Puigdemont Accepts Spain Elections as Constitutional Court Suspends Catalan Independence Vote

Tuesday, 31 October, 2017 - 13:00
Sacked Catalan President Carles Puigdemont delivers a statement at the regional government headquarters, in Barcelona, Spain, October 26, 2017. (Reuters)

The sacked leader of the region of Catalonia announced on Tuesday that he was not seeking asylum in Belgium a day after the state prosecutor recommended charges for rebellion and sedition be brought against him.

Speaking from Brussels, Carles Puigdemont declared that he accepted the snap elections called by Spain’s central government in Catalonia.

Spain wants Catalonia "to abandon our political project, and they won't achieve it," he said.

He did not clarify how long he would stay in Belgium, adding he would return to Catalonia when given “guarantees” by the Spanish government.

He said that he came to Belgium to act "in freedom and safety", adding that he was in Brussels because it is the capital of Europe.

He stressed that he would return home "immediately" if a fair judicial process were guaranteed in Spain.

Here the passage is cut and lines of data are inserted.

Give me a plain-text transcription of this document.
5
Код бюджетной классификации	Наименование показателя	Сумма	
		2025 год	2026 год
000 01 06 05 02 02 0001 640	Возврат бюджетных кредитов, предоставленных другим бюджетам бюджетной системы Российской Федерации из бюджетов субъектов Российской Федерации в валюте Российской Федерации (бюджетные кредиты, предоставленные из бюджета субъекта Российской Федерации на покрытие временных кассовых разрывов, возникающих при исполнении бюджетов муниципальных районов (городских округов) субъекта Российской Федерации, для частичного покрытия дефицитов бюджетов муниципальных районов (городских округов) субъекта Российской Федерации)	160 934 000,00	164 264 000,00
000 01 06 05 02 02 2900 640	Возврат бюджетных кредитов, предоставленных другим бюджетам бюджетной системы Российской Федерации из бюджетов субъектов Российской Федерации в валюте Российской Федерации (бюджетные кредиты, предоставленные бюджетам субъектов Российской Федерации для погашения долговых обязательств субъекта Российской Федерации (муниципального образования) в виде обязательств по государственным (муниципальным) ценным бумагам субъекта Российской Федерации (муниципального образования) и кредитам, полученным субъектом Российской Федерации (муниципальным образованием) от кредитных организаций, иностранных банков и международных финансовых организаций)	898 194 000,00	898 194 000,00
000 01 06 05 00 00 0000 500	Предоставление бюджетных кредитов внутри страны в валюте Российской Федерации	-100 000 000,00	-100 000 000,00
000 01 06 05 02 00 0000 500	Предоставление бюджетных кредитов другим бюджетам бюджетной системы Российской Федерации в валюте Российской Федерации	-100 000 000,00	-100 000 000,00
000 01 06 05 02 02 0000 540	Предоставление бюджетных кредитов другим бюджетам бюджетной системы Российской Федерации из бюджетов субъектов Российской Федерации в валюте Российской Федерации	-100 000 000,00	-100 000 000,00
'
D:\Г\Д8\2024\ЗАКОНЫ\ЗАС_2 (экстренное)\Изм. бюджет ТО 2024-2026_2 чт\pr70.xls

In Spain meanwhile, the Constitutional Court said it is suspending the ousted Catalan parliament's recent vote to declare independence from Spain while it studies its legality.

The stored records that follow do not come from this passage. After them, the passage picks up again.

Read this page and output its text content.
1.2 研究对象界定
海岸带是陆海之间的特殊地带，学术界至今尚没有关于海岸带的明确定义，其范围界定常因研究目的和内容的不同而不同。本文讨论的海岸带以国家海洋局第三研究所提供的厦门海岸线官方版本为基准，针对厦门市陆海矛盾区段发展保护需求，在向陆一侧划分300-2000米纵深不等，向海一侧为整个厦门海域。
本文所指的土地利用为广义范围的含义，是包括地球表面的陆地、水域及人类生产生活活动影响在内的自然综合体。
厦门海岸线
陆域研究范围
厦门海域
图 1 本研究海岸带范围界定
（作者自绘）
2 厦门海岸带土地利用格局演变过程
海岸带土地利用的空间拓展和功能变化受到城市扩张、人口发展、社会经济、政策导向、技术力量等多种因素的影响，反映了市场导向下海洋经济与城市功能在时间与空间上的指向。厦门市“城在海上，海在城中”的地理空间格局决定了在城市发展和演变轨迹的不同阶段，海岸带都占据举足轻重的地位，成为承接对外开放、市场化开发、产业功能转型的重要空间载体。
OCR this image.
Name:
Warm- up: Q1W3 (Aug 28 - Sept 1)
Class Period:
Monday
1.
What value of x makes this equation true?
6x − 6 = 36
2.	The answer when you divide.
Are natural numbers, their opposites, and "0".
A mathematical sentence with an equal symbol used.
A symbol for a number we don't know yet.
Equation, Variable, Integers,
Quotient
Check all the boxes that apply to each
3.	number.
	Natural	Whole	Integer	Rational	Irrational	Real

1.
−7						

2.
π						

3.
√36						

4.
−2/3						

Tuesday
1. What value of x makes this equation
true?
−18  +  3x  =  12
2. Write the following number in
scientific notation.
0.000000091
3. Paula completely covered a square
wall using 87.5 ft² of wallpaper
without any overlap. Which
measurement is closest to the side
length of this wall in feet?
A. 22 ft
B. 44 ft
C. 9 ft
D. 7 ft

The parliament made the declaration on Friday. Hours after Catalonia's parliament voted on a unilateral declaration of independence, the Spanish government dissolved the parliament, fired the government and set a date for regional elections December 21.

The ruling Tuesday came after Catalan lawmakers opposed to the parliament vote launched an appeal to the court.

The vote, which was boycotted by opposition lawmakers, passed by 70 votes to 10 in the 135-seat Catalan parliament.

Spain's 1978 constitution says the country is "indissoluble." The top court has consistently ruled against any attempt to move toward Catalan secession.

Earlier, Spain's Supreme Court said it will investigate six ex-members of the governing body of the dissolved Catalan parliament for possible charges of rebellion, sedition and embezzlement.

The six include ex-speaker of the parliament Carme Forcadell, one of the leading activists of Catalonia's pro-independence movement for many years.

The ruling Tuesday came a day after Spain's chief prosecutor Jose Manuel Maza announced he was seeking charges.

Rebellion, sedition and embezzlement charges carry maximum sentences of 30, 15 and six years in prison.

Maza is also seeking similar charges against Puigdemont, and his No. 2, Oriol Junqueras.